Dans le texte de Dora, Freud nous dit qu’il n’avait pas réussi à se rendre maître à temps du transfert, à savoir que Dora avait bien l’intention de le quitter, de lui donner ses huit jours.
Dans ce texte de l’Homme aux rats, il l’explicite davantage et à plusieurs reprises, par exemple quand il écrit que c’est par la voie douloureuse du transfert qu’Ernst avait pu se convaincre de l’existence de sa haine inconsciente pour son père alors que consciemment il éprouvait pour lui beaucoup d’amour et de chagrin pour sa disparition.
Ponctuellement, il note aussi toutes les manifestations de transfert, dans la cure elle-même, et surtout dans ses rêves dits rêves de transfert par exemple lorsqu’Ernst l’appelle « mon capitaine », soit le capitaine cruel celui qui avait raconté le supplice des rats.
L’un des plus beaux est incontestablement celui de ces noces avec la fille de Freud. Il a l’intérêt de venir non pas devancer mais confirmer l’interprétation de Freud, à savoir que ce projet de mariage organisé par sa mère, souhaité par elle, était « la cause occasionnelle » de sa poussée de névrose actuelle en réveillant un ancien conflit.
Voici ce que Freud en écrit et ce que Ernst lui en répond par son rêve :
« Ce plan de sa famille réveilla en lui un conflit : devait-il rester fidèle à son amie pauvre ou bien suivre les traces de son père et épouser la jeune fille belle, distinguée et riche (elle a tout pour plaire) qu’on lui destinait ? Et c’est ce conflit- là, conflit au fond entre son amour et la volonté persistante de son père, qu’il résolut en tombant malade, il échappa à la tâche de résoudre ce conflit dans la réalité ».
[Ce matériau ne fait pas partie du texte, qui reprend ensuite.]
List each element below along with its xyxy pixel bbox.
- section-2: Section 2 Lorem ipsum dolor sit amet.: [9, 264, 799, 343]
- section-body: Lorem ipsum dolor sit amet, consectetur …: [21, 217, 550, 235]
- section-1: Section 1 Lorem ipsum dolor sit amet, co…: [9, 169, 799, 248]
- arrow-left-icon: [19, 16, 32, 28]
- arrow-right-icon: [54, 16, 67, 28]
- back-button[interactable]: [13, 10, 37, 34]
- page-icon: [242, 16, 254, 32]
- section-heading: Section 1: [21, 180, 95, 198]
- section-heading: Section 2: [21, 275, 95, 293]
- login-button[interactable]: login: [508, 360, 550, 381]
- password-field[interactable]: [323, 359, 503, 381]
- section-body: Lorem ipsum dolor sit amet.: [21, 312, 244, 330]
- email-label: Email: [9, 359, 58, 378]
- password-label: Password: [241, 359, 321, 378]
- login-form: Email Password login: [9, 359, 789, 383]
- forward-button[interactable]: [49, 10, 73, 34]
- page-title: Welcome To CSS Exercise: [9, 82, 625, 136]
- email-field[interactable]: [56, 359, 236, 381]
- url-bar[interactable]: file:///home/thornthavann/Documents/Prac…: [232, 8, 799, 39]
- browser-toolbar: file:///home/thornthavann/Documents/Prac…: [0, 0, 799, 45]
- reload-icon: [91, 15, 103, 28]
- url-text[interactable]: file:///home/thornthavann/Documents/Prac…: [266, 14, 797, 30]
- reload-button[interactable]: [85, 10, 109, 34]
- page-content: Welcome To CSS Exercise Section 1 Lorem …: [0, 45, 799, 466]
Ernst apporte à Freud confirmation de son interprétation par ce rêve :
« Il revécut comme une chose nouvelle et actuelle – c’est ça le transfert – grâce à un fantasme de transfert – ce qu’il avait voulu oublier de son passé ou ce qui ne c’était déroulé en lui qu’inconsciemment. D’une période obscure et difficile du traitement, il résulta qu’il avait pris pour ma fille une jeune fille rencontrée un jour dans l’escalier de ma maison. Elle lui plût, il s’imagina que si j’étais aussi aimable et aussi extraordinairement patient avec lui c’était parce que je souhaitais le lui voir épouser et il éleva au niveau qui lui convenait la richesse et la distinction de ma famille ».
C’est dans ce contexte transférentiel que Freud nous livre le texte de ce rêve :
« Il voit ma fille devant lui, mais elle a deux morceaux de crotte à la place des yeux »
Pour ceux qui connaissent le langage du rêve, la traduction de celui-ci sera facile :
« Il épouse ma fille, non pas pour ses beaux yeux, mais pour son argent »
La simplicité de ce rêve, sa sobriété permet de saisir comment le rêve, tout comme le symptôme, est une métaphore. Ici il prend appui sur une locution usuelle, comme c’est souvent le cas, « ne pas faire quelque chose pour ses beaux yeux ». On s’attend toujours à avoir à payer une contrepartie, en argent ou comme on dit « en nature ».